Tribune de Sophie Joissains, sénatrice des Bouches-du-Rhône, Vice-présidente de l’UDI
Le 27 avril 2018
En première lecture, le Sénat avait approuvé les grandes orientations du projet de loi initial et la plupart des apports de l’Assemblée nationale, sauf exceptions ponctuelles.
Améliorant le texte, il s’était particulièrement attaché à mieux accompagner les petites structures dans la mise en œuvre de leurs nouvelles obligations et à renforcer la protection des droits et libertés des citoyens.
À ce titre, le Sénat avait d’abord tenu à répondre aux attentes et aux vives inquiétudes de nos entreprises de moyenne, petite et très petite taille, les TPE-PME, et de nos collectivités territoriales. Leurs représentants ont tous confirmé, en audition, qu’elles ne pourraient être prêtes pour l’entrée en vigueur du RGPD (Règlement général sur la protection des données) le 25 mai, et ce en raison de l’absence d’information et d’accompagnement par les pouvoirs publics.
C’est en pensant à elles, grandes oubliées de ce texte alors qu’elles structurent et font vivre le territoire français, que le Sénat a proposé plusieurs évolutions. Il a voulu dégager de nouveaux moyens financiers pour la mise en conformité, en « fléchant » le produit des amendes et astreintes prononcées par la CNIL à leur intention et en créant une dotation communale et intercommunale pour la protection des données personnelles. Il a voulu faciliter la mutualisation des services numériques entre collectivités. Il a voulu réduire l’aléa financier pesant sur ces dernières, en supprimant la faculté pour la CNIL de leur imposer des amendes administratives. Il a voulu faire preuve de prudence, en approuvant l’action de groupe en réparation en matière de données personnelles, mais en reportant son entrée en vigueur de deux ans. Enfin, il a voulu encourager la CNIL à diffuser des informations et à proposer des normes de droit souple adaptées aux besoins et aux moyens des collectivités comme des TPE-PME.
Le Sénat avait également souhaité rééquilibrer certains éléments du dispositif pour renforcer la protection des droits et libertés des citoyens. Adoptant des propositions émanant de tous les groupes politiques et fidèle à son rôle traditionnel de chambre des libertés, il avait prévu plusieurs avancées. Il rétablissait l’autorisation préalable des traitements de données portant sur les infractions, condamnations et mesures de sûreté, et précisait la liste des personnes autorisées à mettre en œuvre ces fichiers. Il encourageait le recours aux technologies de chiffrement de bout en bout des données personnelles pour assurer leur sécurité.
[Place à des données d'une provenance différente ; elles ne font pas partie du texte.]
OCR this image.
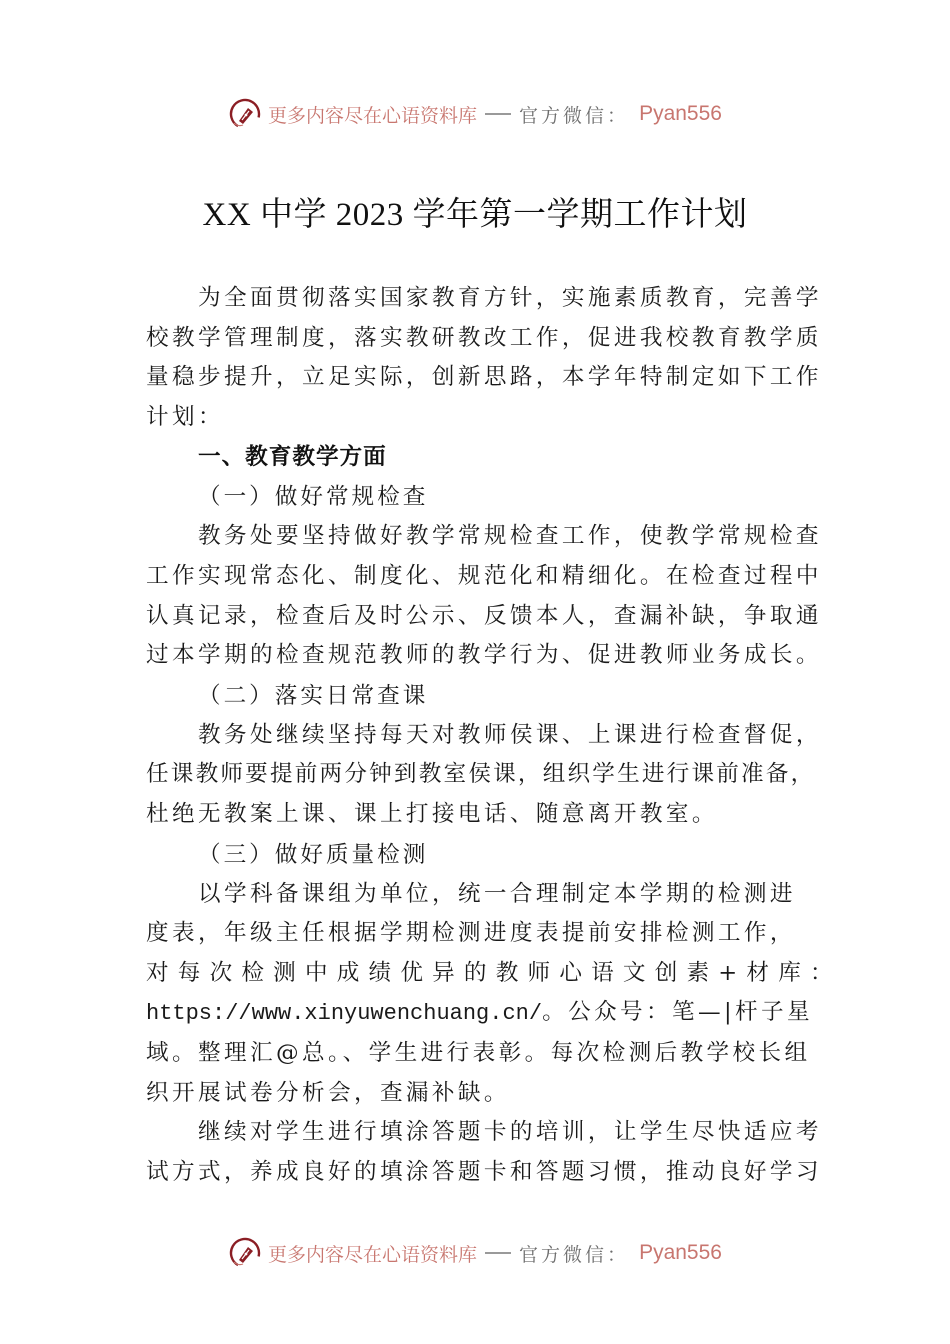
更多内容尽在心语资料库 官方微信： Pyan556
XX 中学 2023 学年第一学期工作计划
为全面贯彻落实国家教育方针，实施素质教育，完善学
校教学管理制度，落实教研教改工作，促进我校教育教学质
量稳步提升，立足实际，创新思路，本学年特制定如下工作
计划：
一、教育教学方面
（一）做好常规检查
教务处要坚持做好教学常规检查工作，使教学常规检查
工作实现常态化、制度化、规范化和精细化。在检查过程中
认真记录，检查后及时公示、反馈本人，查漏补缺，争取通
过本学期的检查规范教师的教学行为、促进教师业务成长。
（二）落实日常查课
教务处继续坚持每天对教师侯课、上课进行检查督促，
任课教师要提前两分钟到教室侯课，组织学生进行课前准备，
杜绝无教案上课、课上打接电话、随意离开教室。
（三）做好质量检测
以学科备课组为单位，统一合理制定本学期的检测进
度表，年级主任根据学期检测进度表提前安排检测工作，
对每次检测中成绩优异的教师心语文创素+材库：
https://www.xinyuwenchuang.cn/。公众号：笔—|杆子星
域。整理汇@总。、学生进行表彰。每次检测后教学校长组
织开展试卷分析会，查漏补缺。
继续对学生进行填涂答题卡的培训，让学生尽快适应考
试方式，养成良好的填涂答题卡和答题习惯，推动良好学习
更多内容尽在心语资料库 官方微信： Pyan556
Il conservait le droit général à la portabilité des données, personnelles comme non personnelles, pour permettre de faire véritablement jouer la concurrence entre services en ligne. Il permettait aux utilisateurs de terminaux électroniques d’avoir le choix d’y installer des applications respectueuses de la vie privée. Il encadrait plus strictement l’usage des algorithmes par l’administration pour prendre des décisions individuelles -il s’agissait de bannir les boîtes noires-, et renforçait les garanties de transparence en la matière, notamment lors des inscriptions à l’université avec Parcoursup. C’est un exemple, et pas des moindres !
Examiné selon la procédure accélérée, ce projet de loi n’a fait l’objet que d’une seule lecture par l’Assemblée nationale puis par le Sénat, avant la réunion d’une commission mixte paritaire. Malgré deux rencontres préparatoires entre rapporteurs qui ont permis, grâce à l’intervention des présidents des deux commissions – et je remercie le nôtre, M. Philippe Bas -, à l’issue de près de trois heures de négociation, et au prix de concessions réciproques, de proposer un compromis global accepté par le Sénat et notre rapporteur, nous nous sommes heurtés au refus des députés du groupe majoritaire à l’Assemblée nationale.